Saturday, February 7, 2009

Further Thoughts on Clive Barker


A young charlatan psychic masturbates near the road to the dead—and pays the price with his flesh; two warring European villages strap their citizens one upon another, children included, to do battle to the death as hulking giants; the ghost of Marilyn Monroe plucks out a man’s eyeballs and stuffs them deep inside her special no-no place; a woman carries on an illicit affair with a murderous ape (yes, an ape), in a twisted homage to Edgar Allen Poe; a man becomes trapped on a subway train with a psychotic butcher; a mammoth pig devours the bodies—and spirits—of young schoolboys; and a poor, exasperated demon, cannot, no matter how hard it tries, unsettle the placid owner of the house it possesses.
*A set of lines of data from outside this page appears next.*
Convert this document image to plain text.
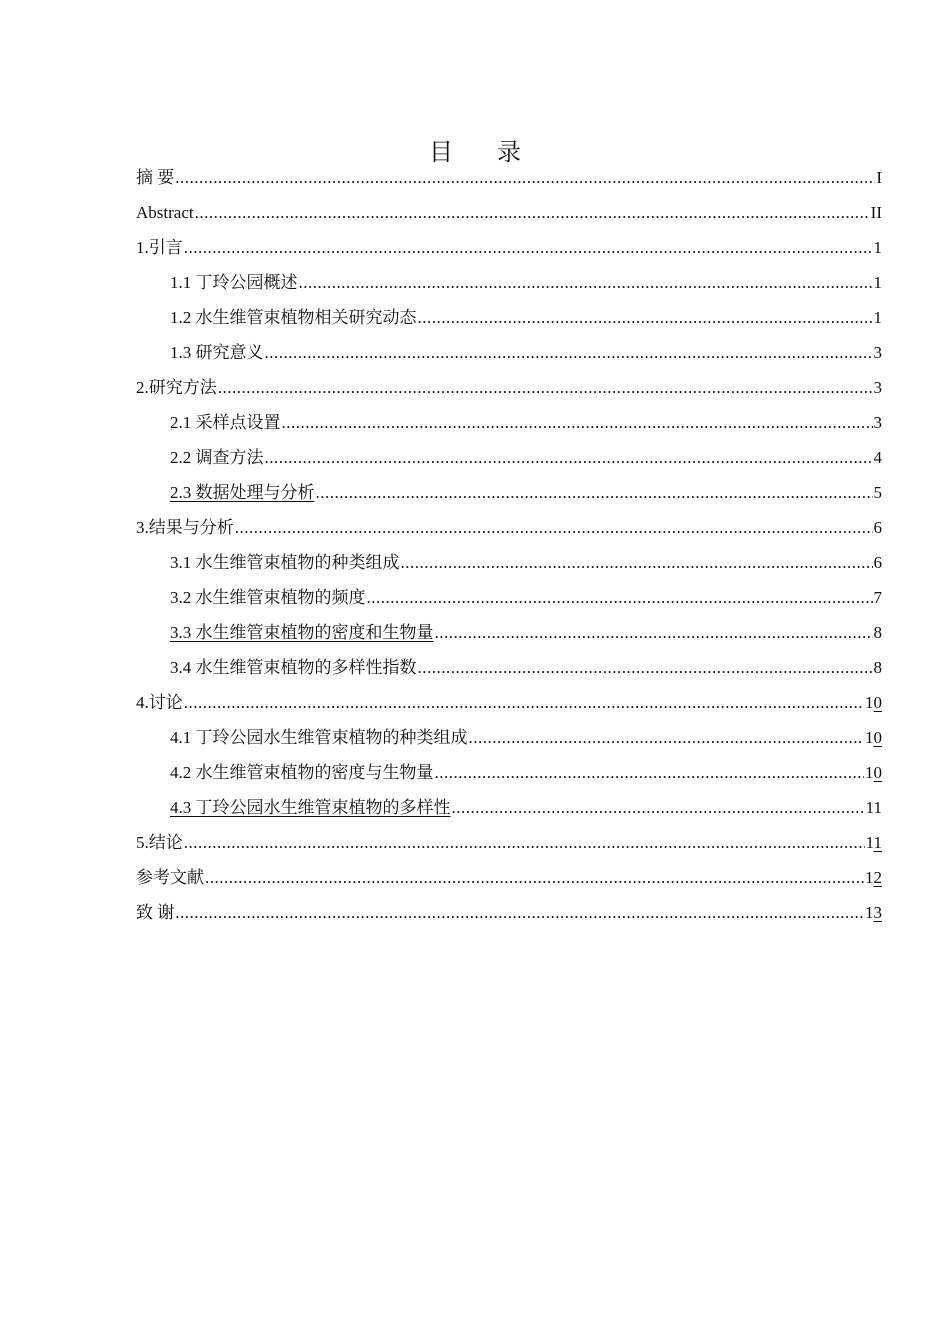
目 录
摘 要 .....	I
Abstract .....	II
1.引言 .....	1
1.1 丁玲公园概述 .....	1
1.2 水生维管束植物相关研究动态 .....	1
1.3 研究意义 .....	3
2.研究方法 .....	3
2.1 采样点设置 .....	3
2.2 调查方法 .....	4
2.3 数据处理与分析 .....	5
3.结果与分析 .....	6
3.1 水生维管束植物的种类组成 .....	6
3.2 水生维管束植物的频度 .....	7
3.3 水生维管束植物的密度和生物量 .....	8
3.4 水生维管束植物的多样性指数 .....	8
4.讨论 .....	10
4.1 丁玲公园水生维管束植物的种类组成 .....	10
4.2 水生维管束植物的密度与生物量 .....	10
4.3 丁玲公园水生维管束植物的多样性 .....	11
5.结论 .....	11
参考文献 .....	12
致 谢 .....	13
Yes, folks, atrocities of all sorts abound in Clive Barker’s Books of Blood, Vol. 1-3. There were moments when I, the hardened and cynical horror junkie, wanted to look away from the page, but couldn’t, having found myself hooked as easily as Frank with his puzzlebox. Never has anything so putrid, so vile and repulsive, come across as lyrical and damn-near poetic enough to be called “great literature.” Barker’s a hell of a writer, to be sure, and he deserves every ounce of praise he’s received over the years.

And, again, I have to ask myself: How the hell is it that it took me so long to discover this man? Books of Blood, Vol. 1-3: pick it up, if you haven’t already.